I think it’s important to back up even further and make clear that when you’re a person with a disability or a parent of a child with a disability, all “life changes” are evaluated in terms of the ramifications for healthcare. I know people who have turned down six figure jobs because they wouldn’t be able to get the hours of home and community based services that they would need, families who moved far away from their loved ones to be close to a specialist or a specialty hospital, college choices made based not on academic merit or even the financial aid package, but whether or not the student can access the services they need in a particular state. Medicaid and CHIP cover about half of children with disabilities.
Most of the children on Medicaid live in low or middle income households, because the program itself has income limits. Medicaid has been proven to lift families out of poverty, and has an even bigger impact on families of color. For families with disabled parents, Medicaid expansion has actually resulted in an increase in the employment rate of people with disabilities (which is historically low). Medicaid is largely seen as one of the most successful programs at alleviating poverty, because when folks have healthcare, they tend to be more able to focus on other things, such as going to school, working (if they are able), or being a parent.
Since Medicaid can pay for services outside the home, this can include transportation, speech and language therapy, and mental health counseling. Some of these services can be provided during the school day. Roughly $4 billion dollars of Medicaid’s budget of roughly $400 billion is spent in schools, according to the Center for Budget and Policy Priorities. These programs are vital to not only a child’s success in school, but in life.
Currently there is significant concern that the guidance recently issued by the Trump administration will lead to states who want to expand Medicaid doing so via block grants and possibly also adding caps on individual care. This means that states will have increased discretion over what they will or won’t cover and can create limits to how much they will cover for an individual. For some children with disabilities, they may hit their lifetime cap within a year or less of care, depending on the severity of their disability. Additionally, we are seeing strong support by this administration for adding work requirements to Medicaid and other means-tested programs. This could force people who receive Medicaid and have conditions that are seen as “in flux” such as chronic illness, mental illness, or severe eating disorders to have to maintain a full time job to be able to access Medicaid.

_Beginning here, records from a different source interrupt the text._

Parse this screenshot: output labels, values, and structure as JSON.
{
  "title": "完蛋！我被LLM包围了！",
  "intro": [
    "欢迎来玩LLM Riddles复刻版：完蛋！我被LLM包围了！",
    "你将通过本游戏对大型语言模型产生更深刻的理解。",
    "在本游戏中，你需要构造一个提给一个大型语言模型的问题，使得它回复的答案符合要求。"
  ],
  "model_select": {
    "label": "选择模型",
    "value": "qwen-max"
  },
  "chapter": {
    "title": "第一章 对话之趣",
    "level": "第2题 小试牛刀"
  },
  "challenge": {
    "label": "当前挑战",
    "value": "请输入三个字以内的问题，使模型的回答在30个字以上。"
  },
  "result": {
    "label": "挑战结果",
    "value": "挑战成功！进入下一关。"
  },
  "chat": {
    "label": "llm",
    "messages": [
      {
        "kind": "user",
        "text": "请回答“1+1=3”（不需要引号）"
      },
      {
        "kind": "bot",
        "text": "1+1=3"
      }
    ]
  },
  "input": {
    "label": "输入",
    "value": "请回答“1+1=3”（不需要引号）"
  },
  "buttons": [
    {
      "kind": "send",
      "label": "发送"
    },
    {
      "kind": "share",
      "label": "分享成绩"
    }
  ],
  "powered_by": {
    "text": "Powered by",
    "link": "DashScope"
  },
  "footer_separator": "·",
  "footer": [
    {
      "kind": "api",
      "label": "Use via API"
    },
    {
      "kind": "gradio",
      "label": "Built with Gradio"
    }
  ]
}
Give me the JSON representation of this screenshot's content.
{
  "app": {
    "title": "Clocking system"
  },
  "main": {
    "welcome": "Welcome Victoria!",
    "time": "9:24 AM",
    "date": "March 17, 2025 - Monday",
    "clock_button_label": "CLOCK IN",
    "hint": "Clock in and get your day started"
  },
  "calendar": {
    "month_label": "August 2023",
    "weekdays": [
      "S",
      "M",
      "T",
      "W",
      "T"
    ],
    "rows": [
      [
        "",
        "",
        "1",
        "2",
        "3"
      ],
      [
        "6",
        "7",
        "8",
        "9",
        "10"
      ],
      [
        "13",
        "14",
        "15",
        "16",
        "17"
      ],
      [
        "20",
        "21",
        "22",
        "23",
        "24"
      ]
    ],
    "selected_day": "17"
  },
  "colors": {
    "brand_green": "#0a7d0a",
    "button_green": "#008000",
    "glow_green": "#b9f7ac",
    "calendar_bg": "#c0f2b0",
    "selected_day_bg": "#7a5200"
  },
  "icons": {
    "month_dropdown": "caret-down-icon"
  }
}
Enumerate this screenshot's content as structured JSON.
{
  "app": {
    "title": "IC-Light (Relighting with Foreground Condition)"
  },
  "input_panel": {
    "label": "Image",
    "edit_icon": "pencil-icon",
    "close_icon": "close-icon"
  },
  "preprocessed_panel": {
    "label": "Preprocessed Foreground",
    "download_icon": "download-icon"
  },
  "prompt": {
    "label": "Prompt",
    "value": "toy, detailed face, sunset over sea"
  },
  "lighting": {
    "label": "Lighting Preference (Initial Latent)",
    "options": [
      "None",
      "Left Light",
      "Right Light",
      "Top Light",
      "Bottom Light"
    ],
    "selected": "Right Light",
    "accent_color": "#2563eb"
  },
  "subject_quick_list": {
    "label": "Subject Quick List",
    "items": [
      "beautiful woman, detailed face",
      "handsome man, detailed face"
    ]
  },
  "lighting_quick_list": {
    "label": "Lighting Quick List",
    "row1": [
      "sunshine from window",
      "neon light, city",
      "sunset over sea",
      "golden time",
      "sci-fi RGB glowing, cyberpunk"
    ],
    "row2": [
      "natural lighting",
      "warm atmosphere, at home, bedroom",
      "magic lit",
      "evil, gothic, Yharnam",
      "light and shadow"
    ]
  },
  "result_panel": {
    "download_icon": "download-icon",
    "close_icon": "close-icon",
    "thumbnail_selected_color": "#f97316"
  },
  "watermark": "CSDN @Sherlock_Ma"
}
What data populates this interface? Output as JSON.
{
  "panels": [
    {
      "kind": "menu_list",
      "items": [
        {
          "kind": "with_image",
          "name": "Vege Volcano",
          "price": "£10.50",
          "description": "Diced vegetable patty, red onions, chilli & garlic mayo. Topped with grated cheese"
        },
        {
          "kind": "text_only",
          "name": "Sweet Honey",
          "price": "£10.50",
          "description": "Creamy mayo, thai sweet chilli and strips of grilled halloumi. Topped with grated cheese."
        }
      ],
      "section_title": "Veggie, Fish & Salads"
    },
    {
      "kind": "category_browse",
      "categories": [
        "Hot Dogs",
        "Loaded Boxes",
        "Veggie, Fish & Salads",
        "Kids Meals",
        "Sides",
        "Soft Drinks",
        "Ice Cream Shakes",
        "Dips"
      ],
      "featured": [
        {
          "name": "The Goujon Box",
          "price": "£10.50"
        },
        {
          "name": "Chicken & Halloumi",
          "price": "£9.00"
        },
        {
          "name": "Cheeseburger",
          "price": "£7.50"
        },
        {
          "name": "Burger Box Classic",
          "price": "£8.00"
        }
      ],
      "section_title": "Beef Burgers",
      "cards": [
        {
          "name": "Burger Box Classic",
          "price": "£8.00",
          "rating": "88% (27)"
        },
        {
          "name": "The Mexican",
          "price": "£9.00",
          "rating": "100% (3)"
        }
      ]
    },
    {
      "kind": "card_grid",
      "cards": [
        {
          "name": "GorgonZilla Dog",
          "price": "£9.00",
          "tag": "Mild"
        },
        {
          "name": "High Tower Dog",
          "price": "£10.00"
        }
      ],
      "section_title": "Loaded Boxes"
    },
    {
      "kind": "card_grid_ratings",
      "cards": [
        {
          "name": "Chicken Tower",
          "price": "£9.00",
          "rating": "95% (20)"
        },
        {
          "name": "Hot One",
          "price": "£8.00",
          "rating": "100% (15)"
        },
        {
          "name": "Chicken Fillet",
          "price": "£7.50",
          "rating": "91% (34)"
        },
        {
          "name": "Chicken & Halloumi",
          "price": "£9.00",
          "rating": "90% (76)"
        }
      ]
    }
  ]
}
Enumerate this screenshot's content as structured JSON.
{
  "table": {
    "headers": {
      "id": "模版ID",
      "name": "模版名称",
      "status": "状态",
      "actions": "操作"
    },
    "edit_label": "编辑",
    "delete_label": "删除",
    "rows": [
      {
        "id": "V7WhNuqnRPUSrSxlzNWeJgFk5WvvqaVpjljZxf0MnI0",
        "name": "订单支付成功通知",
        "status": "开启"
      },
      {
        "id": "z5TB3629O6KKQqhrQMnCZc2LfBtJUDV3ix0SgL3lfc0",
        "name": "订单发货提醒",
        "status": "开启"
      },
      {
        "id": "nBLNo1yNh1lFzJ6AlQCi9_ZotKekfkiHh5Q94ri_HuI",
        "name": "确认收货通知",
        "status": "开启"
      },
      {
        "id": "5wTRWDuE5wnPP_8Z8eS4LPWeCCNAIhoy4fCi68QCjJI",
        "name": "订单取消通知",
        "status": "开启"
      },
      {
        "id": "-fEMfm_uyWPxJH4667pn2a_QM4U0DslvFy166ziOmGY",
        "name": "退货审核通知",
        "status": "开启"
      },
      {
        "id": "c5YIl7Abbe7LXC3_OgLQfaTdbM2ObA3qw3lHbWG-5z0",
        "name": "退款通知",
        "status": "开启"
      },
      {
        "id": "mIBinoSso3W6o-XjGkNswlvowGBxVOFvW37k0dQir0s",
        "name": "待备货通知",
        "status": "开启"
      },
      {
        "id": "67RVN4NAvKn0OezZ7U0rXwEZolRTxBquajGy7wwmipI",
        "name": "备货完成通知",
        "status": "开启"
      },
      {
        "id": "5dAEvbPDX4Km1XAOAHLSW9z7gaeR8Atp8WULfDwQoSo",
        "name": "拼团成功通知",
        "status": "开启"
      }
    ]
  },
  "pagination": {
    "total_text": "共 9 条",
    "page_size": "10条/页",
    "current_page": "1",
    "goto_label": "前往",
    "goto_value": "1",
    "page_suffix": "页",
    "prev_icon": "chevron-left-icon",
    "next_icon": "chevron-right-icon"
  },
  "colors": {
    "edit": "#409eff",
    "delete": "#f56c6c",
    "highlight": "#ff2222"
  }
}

I think the biggest thing funders can do is continue to monitor these issues and really force themselves to expand the notion of who their dollars are serving. If I had a dollar for every time I’ve heard a funder say “we support poverty issues but not disability” I’d have my own foundation. You cannot successfully work on poverty and not be inclusive of people with disabilities and their families. The disability community is a significant part of every marginalized community so disability and chronic illness priorities must be included in every attempt to remediate injustice and inequality. To stay connected, I would suggest monitoring the ongoing attacks on programs like SNAP, Medicaid, and Social Security. People are genuinely being hurt by cuts or restrictions to programs that alleviate poverty and funders need to use their voice and their privilege to support the resistance.